龍の国 日本 作:揚物
ミリシアルの航空隊による爆撃は無差別に行われ、海に近い地域が焼け野原に代わっていく。
そして一段落がついたところで、エモール王国の船団が到着し、エモール王国騎士団による軍官民問わずの殺戮が始まった。
風竜による空からの攻撃だけではなく、草の根を分けるかのように、部屋の掃除で埃を取るように、各地に潜伏している軍官民、そして女子供の区別なく殺していく。有翼人の個体魔力が優れているといっても、兵団として組織された竜人族の有翼人狩りは容赦なかった。
ミリシアル及びムーの連合国も止める事もなく、生き残っていたものを捕え、容赦なく劣悪な収容所に送り、移送中にも暴力などによって次々と死亡し、収容所に到着したものは少なかった。
この世界の住民にとって、ラヴァーナル帝国は恐ろしく、そして恨みの深い相手であり、日本が諫められるような状況ではなかった。
「ラヴァーナルに連なる者を許すな!」
「我らが祖国を滅ぼした末裔を倒すのだ!!」
狂気と復讐の行軍にはさすがの日本も戸惑い、関わる事を極力避けながら、パルキマイラ及びパルカオンの探索に注力していた。

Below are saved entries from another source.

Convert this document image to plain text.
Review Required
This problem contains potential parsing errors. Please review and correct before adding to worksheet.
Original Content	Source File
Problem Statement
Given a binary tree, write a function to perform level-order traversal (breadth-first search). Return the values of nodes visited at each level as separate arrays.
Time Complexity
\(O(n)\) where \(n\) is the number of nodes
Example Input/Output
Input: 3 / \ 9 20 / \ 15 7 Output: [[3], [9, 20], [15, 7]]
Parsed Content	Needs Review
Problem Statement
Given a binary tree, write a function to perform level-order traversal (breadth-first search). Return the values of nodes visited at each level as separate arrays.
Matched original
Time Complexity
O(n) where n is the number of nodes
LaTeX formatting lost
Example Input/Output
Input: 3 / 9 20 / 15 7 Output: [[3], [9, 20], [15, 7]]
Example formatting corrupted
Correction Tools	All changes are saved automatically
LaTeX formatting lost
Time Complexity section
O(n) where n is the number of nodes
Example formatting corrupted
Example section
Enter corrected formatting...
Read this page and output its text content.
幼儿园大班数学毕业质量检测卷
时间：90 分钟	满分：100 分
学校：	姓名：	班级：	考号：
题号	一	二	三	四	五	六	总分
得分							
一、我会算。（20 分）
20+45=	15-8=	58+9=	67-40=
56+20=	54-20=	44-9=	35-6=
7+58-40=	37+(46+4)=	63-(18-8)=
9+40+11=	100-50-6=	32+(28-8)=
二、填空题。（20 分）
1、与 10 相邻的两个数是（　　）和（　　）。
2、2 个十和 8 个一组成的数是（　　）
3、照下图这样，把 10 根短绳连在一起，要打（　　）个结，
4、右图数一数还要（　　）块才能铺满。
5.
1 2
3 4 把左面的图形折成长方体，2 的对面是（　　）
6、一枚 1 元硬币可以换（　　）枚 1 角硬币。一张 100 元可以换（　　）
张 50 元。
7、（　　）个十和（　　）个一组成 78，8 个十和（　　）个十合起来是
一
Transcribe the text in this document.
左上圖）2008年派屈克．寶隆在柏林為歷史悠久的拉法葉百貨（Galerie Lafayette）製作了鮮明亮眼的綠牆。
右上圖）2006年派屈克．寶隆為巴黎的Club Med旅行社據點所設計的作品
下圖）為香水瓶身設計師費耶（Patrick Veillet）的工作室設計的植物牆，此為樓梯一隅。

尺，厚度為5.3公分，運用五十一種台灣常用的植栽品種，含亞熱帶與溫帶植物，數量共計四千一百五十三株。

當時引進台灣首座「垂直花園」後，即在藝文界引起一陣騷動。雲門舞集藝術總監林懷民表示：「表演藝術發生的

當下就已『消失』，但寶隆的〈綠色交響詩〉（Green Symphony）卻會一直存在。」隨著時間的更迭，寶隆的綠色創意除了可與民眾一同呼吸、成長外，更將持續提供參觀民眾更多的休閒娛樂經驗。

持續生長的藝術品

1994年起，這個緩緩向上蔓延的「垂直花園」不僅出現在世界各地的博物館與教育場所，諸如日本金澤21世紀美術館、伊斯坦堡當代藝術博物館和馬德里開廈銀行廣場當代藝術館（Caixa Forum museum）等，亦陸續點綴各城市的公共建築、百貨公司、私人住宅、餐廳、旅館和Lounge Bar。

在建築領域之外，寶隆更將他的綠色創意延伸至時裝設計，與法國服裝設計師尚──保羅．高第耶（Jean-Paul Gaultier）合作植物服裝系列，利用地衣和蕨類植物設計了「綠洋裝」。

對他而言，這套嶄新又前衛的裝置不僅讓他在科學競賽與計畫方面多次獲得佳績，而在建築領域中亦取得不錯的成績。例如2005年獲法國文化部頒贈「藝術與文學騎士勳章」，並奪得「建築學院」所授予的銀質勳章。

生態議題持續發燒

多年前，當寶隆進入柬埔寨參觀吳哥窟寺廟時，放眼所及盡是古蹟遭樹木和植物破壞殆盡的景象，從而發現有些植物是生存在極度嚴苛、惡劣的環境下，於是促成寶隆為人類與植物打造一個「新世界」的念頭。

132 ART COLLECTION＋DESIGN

保有数は不明ながら、少なくともミリシアルと同数以上あるのではないか、そう判断をしていた。
各国が監視している中、連合国によるアニュンリール皇国本土の三分の一が侵攻を受けた時、10隻のパルキマイラが大陸中央から、そして南部および東部の海岸地帯から5隻のパルカオンが姿を現した。
連合国軍は早急に撤退を行うも、地上と空中では速度が異なる。パルキマイラの近くまで侵攻していた部隊は甚大な被害をこうむり、慌ただしく迎撃依頼が送られてきた。
空母かがから発艦したF-35Bにより、対艦誘導弾による攻撃が実施される。
これからは日本による実験が行われる。バリアと言うものがどれほどの強度を持つのか、どの程度の攻撃なら仕留められるのか、これで対ラヴァーナル帝国戦においてどの程度の前準備が居るか、推測を立てる事が出来る。
陸上の連合軍がパルキマイラに追い立てられ、被害を被っている中二発の対艦誘導弾が直撃した。
「効果を認めるも破壊ならず」
爆発炎の中から姿を現したパルキマイラは存在しており、完全に貫通する事はなかったようだが、バリアを揺らし装甲に損傷を負っている様子が見て取れる。
本体こそ無事だったようだが、装備されている武装は破損し、覆っているバリアらしき光源が徐々に弱っていく様が映像に映し出されていた。
第二波による攻撃が決定し、各地で撃墜するのに必要な本数が調べ上げられ、5発同時攻撃によって十分撃墜が可能と結果がもたらされた。
問題とされたのがパルカオンであり、南部および東部から合流した5隻が、連合国の艦隊が集まっている北の港に向かって移動を始めた。